Samsung was also improving their 3D technology for Plasma displays by implementing phosphors that had a quicker decay time.

Samsung will also be releasing a 3D projector some time in 2011 shown here.

Panasonic was also focusing on 3D technology and content. Panasonic had the benefit of acquiring the engineers from Pioneer who were working on the renowned Kuro displays.

Here Panasonic was demonstrating a 3D interface. This looked very clean through the active 3D glasses and was making use of hand gestures to create a unique new way of navigating through a menu.

In this image Panasonic describes methods they use to improve the 3D experience on their VT30 Plasma by redesigning their panel.

JVC was demonstrating their 3D camcorder. The effect was excellent and the image had a large amount of depth.

JVC is very well known for their projectors but this year we are likely to see some LCD displays from them as well.

Here we see JVC's upcoming 65" Xinema 3D LED LCD display. This unit features an edge lit display with local dimming and is due out in Q4. This display features passive glasses and together with the 3D demonstration produced from a JVC 3D camcorder had an image that produced very little eye strain. I would like to see a 3D movie on this same display to compare the comfort level on the eyes.

JVC had an excellent demonstration of a 2D to 3D image converter. This was one of the best demonstrations for 2D->3D at the show and more can be found out at

JVC's Flagship DLA-X9 3D projector that is the first projector to receive THX's new 3D certification. This projector boasts the highest contrast ratio among JVC's new 3D projectors at 100,000:1. The demonstration that featured this projector was excellent and there was no apparent ghosting issues and the image was extremely sharp and vivid.

LG was another manufacturer that was featuring both active and passive glasses 3D displays.
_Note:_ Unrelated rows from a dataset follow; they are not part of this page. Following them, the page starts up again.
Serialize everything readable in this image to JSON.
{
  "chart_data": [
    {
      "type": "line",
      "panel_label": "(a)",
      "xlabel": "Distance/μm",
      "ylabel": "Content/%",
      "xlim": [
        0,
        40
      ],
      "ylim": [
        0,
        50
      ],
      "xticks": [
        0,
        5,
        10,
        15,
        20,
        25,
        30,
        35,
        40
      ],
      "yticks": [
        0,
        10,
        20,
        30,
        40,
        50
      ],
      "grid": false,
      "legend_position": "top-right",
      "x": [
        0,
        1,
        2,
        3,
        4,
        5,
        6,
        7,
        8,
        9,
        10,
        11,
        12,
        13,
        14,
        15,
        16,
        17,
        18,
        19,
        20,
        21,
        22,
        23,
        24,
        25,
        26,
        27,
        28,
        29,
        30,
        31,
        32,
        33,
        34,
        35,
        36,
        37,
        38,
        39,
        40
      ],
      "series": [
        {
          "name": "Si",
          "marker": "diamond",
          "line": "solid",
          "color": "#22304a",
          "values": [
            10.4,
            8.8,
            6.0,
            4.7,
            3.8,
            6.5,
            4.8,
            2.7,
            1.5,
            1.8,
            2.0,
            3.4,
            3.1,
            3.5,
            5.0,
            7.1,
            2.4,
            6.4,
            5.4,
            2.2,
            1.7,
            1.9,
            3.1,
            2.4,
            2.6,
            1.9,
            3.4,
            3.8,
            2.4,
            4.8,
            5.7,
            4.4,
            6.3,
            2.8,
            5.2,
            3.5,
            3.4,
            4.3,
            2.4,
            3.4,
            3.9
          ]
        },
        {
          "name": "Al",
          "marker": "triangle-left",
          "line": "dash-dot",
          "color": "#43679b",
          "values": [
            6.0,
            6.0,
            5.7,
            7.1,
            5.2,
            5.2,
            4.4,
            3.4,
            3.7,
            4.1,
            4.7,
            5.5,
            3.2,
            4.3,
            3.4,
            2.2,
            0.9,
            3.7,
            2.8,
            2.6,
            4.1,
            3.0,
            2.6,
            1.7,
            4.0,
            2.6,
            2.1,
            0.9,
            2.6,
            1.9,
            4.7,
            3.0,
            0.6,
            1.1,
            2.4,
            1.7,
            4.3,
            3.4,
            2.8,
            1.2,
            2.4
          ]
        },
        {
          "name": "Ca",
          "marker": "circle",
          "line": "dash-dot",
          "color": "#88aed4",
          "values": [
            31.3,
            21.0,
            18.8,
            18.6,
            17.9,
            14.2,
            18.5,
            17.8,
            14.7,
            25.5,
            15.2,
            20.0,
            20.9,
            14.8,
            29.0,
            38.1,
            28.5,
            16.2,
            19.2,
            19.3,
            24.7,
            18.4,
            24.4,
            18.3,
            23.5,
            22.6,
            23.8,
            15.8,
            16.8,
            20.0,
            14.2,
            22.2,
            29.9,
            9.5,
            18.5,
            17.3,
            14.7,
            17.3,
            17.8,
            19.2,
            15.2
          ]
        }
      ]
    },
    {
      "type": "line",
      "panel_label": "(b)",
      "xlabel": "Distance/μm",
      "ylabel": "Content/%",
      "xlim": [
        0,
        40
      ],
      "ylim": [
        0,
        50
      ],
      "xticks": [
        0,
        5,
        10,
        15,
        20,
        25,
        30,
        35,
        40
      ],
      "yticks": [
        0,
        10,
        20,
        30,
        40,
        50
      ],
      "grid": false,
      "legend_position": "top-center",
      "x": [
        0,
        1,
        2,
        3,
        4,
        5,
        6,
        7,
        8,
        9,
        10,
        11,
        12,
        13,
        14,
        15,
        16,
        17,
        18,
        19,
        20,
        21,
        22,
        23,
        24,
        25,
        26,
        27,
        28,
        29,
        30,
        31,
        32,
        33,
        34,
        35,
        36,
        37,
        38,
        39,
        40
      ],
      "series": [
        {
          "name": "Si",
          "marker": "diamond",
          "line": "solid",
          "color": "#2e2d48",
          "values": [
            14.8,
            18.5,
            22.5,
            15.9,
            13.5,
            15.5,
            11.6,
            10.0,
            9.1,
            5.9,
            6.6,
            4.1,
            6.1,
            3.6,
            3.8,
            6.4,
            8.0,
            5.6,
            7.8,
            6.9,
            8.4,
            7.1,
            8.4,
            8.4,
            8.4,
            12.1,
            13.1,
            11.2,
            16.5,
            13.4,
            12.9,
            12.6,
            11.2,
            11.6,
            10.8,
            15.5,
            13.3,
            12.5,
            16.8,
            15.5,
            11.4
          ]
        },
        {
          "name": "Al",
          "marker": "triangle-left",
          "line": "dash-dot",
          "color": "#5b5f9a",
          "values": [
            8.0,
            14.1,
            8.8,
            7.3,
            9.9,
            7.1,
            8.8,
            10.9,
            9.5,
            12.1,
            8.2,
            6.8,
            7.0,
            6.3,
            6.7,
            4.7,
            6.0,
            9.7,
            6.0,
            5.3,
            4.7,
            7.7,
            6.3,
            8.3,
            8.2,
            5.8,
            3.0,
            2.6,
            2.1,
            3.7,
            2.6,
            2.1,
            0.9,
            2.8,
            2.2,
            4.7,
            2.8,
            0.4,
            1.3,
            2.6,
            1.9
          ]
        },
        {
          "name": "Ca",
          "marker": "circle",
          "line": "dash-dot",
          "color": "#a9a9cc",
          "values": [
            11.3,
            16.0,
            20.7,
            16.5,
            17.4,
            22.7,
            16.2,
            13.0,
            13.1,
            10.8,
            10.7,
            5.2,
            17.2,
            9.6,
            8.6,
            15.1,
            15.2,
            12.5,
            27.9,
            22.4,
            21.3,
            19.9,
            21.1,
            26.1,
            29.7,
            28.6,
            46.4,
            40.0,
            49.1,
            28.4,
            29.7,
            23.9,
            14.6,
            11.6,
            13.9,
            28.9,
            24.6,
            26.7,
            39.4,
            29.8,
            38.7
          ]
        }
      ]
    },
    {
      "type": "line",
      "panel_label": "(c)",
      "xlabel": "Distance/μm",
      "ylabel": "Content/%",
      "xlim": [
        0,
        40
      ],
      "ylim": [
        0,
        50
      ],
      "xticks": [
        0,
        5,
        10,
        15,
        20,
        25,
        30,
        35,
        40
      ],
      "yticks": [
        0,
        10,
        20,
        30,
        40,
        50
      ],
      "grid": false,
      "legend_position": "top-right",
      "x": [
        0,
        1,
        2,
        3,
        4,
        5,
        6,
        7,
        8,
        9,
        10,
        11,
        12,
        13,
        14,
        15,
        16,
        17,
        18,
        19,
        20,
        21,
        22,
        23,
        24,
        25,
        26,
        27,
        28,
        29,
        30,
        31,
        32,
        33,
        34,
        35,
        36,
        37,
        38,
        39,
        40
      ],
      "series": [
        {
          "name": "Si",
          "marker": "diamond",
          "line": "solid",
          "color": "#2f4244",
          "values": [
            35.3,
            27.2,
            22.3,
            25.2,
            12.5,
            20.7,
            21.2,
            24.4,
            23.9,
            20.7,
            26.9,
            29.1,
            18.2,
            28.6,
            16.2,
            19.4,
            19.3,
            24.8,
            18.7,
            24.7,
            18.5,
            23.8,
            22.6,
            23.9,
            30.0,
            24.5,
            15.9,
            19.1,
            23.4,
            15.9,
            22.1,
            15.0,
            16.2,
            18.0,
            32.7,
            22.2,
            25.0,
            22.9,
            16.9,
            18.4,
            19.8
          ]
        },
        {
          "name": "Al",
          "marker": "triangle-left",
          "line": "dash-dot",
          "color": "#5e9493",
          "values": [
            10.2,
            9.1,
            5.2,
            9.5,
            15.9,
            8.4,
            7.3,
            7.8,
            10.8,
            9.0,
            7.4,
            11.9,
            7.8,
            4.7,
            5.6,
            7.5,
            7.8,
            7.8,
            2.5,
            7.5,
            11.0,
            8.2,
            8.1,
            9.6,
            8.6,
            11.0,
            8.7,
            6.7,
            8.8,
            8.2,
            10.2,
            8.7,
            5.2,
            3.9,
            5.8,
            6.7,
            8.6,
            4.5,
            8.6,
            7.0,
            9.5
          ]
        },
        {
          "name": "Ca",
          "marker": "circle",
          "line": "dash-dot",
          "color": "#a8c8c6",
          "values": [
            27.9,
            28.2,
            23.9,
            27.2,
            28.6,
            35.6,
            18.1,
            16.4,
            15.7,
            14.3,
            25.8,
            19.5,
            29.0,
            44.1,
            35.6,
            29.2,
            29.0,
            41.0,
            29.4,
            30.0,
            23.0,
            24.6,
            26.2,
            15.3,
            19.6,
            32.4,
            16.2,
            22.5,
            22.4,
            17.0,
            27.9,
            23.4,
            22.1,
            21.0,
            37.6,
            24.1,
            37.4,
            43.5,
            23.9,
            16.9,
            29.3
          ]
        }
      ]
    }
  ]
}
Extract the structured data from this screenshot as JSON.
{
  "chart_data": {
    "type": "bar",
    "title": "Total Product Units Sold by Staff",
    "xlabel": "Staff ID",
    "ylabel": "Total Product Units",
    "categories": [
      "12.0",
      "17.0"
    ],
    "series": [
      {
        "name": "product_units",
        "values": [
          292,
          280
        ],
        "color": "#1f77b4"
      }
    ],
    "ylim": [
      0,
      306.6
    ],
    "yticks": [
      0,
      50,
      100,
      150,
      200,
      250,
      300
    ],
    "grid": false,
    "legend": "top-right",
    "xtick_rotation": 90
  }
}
In this image we can see a large portion of their LCD lineup featuring the new Cinema 3D improvements displayed in the slide below.

Panel thickness was still a major focus for LG and as you can see in this image, it's hard to get any better than this.

LG's upcoming PZ950 60" Plasma display. This is one of three LG plasma's that will be certified through THX 3D certification. Features will include a 20pt white balance, LG's software apps, and LG's Magic Motion Remote.

Mitsubishi was on hand to show their upcoming massive 92" 3D DLP display.

Sharp was displaying the latest iterations of their Quattron displays.

Control 4 was demonstrating their total home solution. One of the new features Control 4 was demonstrating was a video wall control application where screens on a wall could be very easily manipulated.

This is probably going to be seen most often in Sports Bars but the Control 4 rep was telling me that he was seeing more people create video walls in their homes or their "man caves". 

Control 4 had some of their newer and cheaper wall mounted touch panels on display. Prices ranged around $599 and up.

Earthquake was showing off their Titan line of loudspeakers and some of their smaller monitor speakers.

Here we can see Earthquake's massive 7 Channel Cinenova Grande amplifier capable of 328 Watts RMS @ 8 Ohm, 600 Watts RMS @ 4 Ohm, and 750 Watts RMS @ 2 Ohm. MSRP $5999.00

Greensound Technology was featuring some very unique glass based speaker designs. MSRP was $17,000 for the pair including a subwoofer. I sincerely hope any owners of these don't have kids.

By the end of the show people took any opportunity they could to get off their feet. This year's CES was huge and there was so much to see that it was truly difficult to see everything.